Sulak alan ekosistemlerine yönelik farkındalık oluşturmak amacıyla her yıl 2 Şubat tarihinde kutlanan Dünya Sulak Alanlar Günü’nde, Dokuz Eylül Üniversitesi (DEÜ) Jeoloji Mühendisliği Öğretim Üyesi ve Çevre Araştırma/Uygulama Merkezi (ÇEVMER) Müdür Yardımcısı Doç. Dr. Melis Somay Altaş, uyarılarda bulundu. Bünyesinde hem uluslararası öneme sahip Gediz Deltası içindeki İzmir Kuş Cenneti’ni, hem de çok değerli türlere ev sahipliği yapan İnciraltı Çakalburnu Lagünü’nü barındıran İzmir'in, doğal kentsel sulak alanlar açısından eşsiz bir konuma sahip olduğu ifade eden Altaş, “İzmir’in bu özelliği, dünyada çok az kentte mevcut. İzmir’de bu iki alanı koruyup sahip çıkmak hem doğal hayatı korumak adına; hem de iklim değişikliği bağlamında sürdürülebilirlik açısından büyük önem taşımaktadır” diye konuştu.

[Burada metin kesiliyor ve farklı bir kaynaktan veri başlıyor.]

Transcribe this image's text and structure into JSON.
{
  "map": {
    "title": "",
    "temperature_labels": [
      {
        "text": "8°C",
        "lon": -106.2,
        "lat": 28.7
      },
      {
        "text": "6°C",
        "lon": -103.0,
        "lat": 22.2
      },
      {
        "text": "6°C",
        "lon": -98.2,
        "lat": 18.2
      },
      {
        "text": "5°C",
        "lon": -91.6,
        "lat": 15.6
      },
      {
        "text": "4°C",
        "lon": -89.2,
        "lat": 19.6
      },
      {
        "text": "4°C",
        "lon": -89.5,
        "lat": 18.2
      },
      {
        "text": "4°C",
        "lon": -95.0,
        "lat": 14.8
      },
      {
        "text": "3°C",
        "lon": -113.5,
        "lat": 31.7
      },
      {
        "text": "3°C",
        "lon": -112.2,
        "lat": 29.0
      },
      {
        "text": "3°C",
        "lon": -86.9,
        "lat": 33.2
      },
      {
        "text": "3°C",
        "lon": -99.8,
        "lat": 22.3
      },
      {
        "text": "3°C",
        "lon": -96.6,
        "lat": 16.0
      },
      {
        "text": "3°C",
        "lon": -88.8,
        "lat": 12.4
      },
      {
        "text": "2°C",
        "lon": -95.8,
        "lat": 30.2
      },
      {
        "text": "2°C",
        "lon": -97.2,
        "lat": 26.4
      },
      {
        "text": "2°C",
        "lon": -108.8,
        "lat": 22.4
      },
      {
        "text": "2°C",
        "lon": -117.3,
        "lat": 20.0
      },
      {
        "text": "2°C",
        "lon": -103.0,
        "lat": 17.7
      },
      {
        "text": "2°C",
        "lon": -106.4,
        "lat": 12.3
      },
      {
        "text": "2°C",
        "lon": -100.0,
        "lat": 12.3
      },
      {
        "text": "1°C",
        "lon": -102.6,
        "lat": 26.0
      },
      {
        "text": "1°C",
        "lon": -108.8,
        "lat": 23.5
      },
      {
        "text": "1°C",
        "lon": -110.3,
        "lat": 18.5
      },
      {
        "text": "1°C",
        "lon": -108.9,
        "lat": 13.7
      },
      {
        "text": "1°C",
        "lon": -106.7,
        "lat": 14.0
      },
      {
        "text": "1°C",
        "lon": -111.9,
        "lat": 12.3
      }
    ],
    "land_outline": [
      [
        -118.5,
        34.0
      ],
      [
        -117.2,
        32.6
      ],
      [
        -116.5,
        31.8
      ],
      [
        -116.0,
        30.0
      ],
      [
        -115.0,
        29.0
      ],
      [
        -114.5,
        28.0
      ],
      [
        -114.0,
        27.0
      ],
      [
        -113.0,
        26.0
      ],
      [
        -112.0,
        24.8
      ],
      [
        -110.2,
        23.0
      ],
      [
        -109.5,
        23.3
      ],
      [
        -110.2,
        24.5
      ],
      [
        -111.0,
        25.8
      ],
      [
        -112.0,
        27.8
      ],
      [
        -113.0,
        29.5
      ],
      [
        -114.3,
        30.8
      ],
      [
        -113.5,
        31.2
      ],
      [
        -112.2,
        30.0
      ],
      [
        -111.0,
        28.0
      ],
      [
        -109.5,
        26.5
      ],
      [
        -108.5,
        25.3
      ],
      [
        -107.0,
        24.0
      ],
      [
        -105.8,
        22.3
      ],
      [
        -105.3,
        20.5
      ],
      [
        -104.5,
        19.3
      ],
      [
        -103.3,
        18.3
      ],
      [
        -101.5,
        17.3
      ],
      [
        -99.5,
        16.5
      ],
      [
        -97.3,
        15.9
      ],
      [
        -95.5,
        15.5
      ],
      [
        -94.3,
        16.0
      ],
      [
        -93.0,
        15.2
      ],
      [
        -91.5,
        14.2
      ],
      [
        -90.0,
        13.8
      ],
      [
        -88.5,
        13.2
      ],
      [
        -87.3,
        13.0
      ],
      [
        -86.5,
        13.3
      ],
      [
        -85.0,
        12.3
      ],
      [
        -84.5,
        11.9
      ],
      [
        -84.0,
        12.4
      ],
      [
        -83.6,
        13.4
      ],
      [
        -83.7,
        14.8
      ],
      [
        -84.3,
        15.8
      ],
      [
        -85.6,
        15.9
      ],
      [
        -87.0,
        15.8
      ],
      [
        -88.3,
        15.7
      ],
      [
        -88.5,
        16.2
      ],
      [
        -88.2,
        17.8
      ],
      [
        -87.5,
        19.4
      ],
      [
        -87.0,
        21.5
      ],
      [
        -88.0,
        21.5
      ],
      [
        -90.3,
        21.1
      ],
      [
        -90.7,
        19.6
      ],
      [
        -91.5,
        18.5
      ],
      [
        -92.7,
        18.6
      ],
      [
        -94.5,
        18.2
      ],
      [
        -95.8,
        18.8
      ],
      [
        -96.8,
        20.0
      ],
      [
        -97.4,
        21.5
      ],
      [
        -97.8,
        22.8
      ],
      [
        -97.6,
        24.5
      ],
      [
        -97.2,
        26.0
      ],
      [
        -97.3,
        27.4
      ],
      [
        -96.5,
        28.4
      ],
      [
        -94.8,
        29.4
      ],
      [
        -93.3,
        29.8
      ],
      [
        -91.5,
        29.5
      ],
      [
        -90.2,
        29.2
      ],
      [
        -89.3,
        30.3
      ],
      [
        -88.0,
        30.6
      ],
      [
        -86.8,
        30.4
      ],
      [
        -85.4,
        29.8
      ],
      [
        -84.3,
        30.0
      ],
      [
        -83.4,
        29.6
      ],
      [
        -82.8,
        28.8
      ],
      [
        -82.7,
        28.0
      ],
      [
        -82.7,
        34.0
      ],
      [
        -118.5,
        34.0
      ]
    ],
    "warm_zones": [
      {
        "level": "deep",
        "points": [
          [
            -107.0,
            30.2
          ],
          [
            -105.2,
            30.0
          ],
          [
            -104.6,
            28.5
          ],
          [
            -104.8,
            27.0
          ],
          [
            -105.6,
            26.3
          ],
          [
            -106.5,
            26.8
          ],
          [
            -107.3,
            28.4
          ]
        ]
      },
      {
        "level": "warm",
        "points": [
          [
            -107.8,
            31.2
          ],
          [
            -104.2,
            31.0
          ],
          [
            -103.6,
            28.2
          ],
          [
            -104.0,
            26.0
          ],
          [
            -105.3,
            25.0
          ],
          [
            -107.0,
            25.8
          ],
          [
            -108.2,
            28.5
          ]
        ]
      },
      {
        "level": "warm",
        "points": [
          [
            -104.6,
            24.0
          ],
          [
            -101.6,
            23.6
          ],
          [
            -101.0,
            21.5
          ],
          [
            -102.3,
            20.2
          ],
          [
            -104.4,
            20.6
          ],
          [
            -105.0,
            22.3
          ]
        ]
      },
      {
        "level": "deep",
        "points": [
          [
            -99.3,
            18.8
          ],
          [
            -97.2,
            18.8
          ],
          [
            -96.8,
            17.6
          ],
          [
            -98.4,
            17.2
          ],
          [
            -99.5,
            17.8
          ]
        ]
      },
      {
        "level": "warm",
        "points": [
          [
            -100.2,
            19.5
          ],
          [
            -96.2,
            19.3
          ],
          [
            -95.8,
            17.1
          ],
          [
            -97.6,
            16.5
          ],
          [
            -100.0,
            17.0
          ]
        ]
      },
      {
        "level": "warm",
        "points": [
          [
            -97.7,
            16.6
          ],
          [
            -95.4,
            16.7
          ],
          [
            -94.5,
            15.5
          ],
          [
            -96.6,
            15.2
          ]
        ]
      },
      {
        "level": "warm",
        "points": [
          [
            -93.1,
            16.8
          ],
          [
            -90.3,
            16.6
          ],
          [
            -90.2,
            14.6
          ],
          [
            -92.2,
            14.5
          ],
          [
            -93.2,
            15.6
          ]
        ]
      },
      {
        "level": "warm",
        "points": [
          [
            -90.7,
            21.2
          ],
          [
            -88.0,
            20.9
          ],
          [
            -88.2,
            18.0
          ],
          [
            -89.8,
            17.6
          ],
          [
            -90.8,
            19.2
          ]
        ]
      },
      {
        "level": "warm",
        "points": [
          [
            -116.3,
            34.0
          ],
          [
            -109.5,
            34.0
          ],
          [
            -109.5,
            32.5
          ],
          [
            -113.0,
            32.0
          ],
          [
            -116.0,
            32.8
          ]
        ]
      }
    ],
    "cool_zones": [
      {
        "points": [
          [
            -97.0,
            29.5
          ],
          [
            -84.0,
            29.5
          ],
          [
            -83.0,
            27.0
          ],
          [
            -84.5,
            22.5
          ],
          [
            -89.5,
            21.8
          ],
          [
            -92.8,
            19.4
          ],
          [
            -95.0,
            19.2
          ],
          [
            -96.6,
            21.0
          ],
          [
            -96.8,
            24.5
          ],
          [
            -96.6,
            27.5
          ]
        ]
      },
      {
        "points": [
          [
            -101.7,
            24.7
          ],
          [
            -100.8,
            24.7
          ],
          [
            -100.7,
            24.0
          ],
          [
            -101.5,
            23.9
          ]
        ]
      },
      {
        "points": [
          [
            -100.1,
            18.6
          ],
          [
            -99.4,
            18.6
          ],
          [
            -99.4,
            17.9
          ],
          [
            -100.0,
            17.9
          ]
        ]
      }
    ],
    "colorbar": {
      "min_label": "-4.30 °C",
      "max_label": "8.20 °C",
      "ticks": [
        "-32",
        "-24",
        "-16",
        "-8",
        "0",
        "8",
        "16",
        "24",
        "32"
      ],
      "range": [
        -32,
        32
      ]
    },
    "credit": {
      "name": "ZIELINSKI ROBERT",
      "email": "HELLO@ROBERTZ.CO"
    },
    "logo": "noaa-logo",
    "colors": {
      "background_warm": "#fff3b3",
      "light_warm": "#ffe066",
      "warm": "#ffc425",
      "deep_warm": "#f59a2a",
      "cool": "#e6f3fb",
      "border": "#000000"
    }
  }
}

“KENTİN DOĞAL BARİYERLERİ”
Doğal kentsel sulak alanların literatürde “Yeşil Süngerler” olarak tanımlandığını söyleyen Altaş, doğal kentsel sulak alanların, flora ve fauna çeşitliliğinden dolayı özellikle kentlerdeki aşırı betonlaşma ve alt yapı problemleri sebebi ile ortaya çıkan selleri önleyen doğal bir bariyer görevi gördüğünü ifade etti. Altaş, “Günümüzde akıllı kentlerdeki en önemli basamak olan akıllı su yönetimi içinde doğal veya yapay kentsel sulak alanlar, bulundukları bölgenin su rejimini düzenler, doğal arıtma işlevi ile su kalitesini arttırır, bünyesindeki sulak alan bitkileri ile fazla olan yüzey suyu ve sel sularının hızlarını kesip bünyelerine hapsederler. Tüm bu özellikleri ile sulak alanlar, kentlerde sürdürülebilirlik ve geri dönüşümü sağlayan canlı bir mekanizmadırlar” ifadelerini kullandı.
“KAYNAKLAR AKILCI KULLANILMALI”
Kentsel sulak alanların yalnızca görsel bir şölen sunan doğal yaşam alanları oldukları için değil, kentleri sel baskınlarından, ısı adalarından ve kirlilik yükü ile gelen yüzey sularının doğal olarak arıtılmasından ötürü de çok kıymetli alanlar olduğunu söyleyen Altaş, “Bunlar göz önüne alındığında, özellikle büyük kentlerdeki su temini ve kullanımının, su kaynaklarının akılcı kullanımı ile mümkün olduğu açıkça ortadadır. Akılcı kullanım ise ‘Sürdürülebilirlik’ ve ‘Geri Kullanım’ ile sağlanabilmektedir” dedi.
SULAK ALANLARIMIZ YOK OLMASIN
Altaş, İzmir’in ve ülkemizin su kaynaklarını korumak için akademik çalışmalarına ve projelerine devam ettiğini belirterek, “Kentsel sulak alan kavramı 2018’den bu yana dünyada konuşulmaya başlandı. Bu kapsamda kentimizin ve ülkemizin çıkarları doğrultusunda farklı platformlarda farkındalık oluşturacak faaliyetlerimizi sürdürüyoruz. Sulak alan ekosistemlerinde korunan alanların artırılması ve güçlendirilmesi gerekmektedir. Doğa için iyi olan insan için de iyidir. Sulak alanlarımız yok olmasın” açıklamasında bulundu.